Em sua fala, Freixo primeiramente abordou a questão da agressão que o “caveirão” representa. “Ele é um símbolo e não tem esse nome à toa”- disse, contando ainda a mensagem que mais freqüentemente é disparada por seus alto-falantes “Sai da frente; Vim buscar sua alma!”. Em sua opinião, e na da maioria da platéia – pelo que se viu na quantidade de aplausos que o deputado recebeu – o policial que está dentro do carro, fala pelo Estado e tem responsabilidades que isso acarreta. O Estado, que na maioria das vezes, deixa de entrar com saúde, educação e trabalho nas comunidades carentes só se faz presente através do medo.
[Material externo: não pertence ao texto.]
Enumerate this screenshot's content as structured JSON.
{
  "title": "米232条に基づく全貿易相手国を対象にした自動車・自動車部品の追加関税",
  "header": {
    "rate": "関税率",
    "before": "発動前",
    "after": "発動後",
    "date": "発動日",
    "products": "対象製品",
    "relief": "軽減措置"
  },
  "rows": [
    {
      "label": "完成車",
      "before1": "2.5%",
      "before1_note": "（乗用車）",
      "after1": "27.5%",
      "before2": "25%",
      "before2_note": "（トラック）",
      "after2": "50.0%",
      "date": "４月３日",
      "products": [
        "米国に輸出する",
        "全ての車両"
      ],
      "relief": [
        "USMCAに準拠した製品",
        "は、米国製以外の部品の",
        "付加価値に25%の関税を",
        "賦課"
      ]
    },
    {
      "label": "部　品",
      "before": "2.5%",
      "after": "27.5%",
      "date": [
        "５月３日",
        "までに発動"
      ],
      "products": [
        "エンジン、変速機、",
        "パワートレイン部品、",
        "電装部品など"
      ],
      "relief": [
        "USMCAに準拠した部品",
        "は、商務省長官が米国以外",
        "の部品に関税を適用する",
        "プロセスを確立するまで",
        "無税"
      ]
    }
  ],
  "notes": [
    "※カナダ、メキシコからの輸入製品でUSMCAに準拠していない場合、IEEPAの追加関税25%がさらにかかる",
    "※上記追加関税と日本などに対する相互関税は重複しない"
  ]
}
Marcelo lembrou que se o carro blindado já foi usado outras vezes e em outros lugares, o primeiro dos quais foi na África do Sul, durante o Apartheid. “Hoje, a segurança pública é instrumento de uma política de apartheid. Não dá para levar esse debate para o lado pessoal, obviamente todos queremos o policial vivo, mas levando em conta que 75% das mortes de policiais não acontece no serviço, mas voltando para casa, vemos que com o ‘caveirão’, o que se tem, é uma política de controle de gueto”, disse ele.

 

Bolsonaro, que iniciou seu discurso ironizando a fala anterior, segundo ele “uma piada”, declarou que o policiamento e as operações policiais na Zona Sul têm de ser completamente diferente dos de uma favela, propondo, também em tom de ironia, que no próximo orçamento de segurança se pusesse uma cifra destinada a comprar pombas brancas, que deixariam a cidade mais em paz. Segundo ele, pobreza não seria sinônimo de criminalidade, mas não há como resocializar alguém que nem socializado foi, se referindo aos criminosos. “Parece que a culpa da quantidade de mortes é do policial, não do marginal”, disparou por fim.

– Seria muito interessante fazer um debate desses com os soldados que estão em confronto com a comunidade no dia-a-dia – ,  foi essa a primeira questão levantada por Mauricio Campos, da Rede Comunidades e Movimentos Contra a Violência. Segundo ele, o blindado só serve para a manutenção de um sistema de guerra na cidade, assim como para garantir a sensação de segurança, na Sul e no asfalto, de uma maneira geral. Valeria à pena, na visão das políticas de segurança, sacrificar a população carente das favelas. Ele lembrou que o negócio pesado do tráfico não está baseado nas favelas, e por isso, há que se pensar no fato de que o confronto não é uma solução: a droga geralmente vem de fora da favela; e nem o policial é o culpado, ele só cumpre ordens que vem de cima.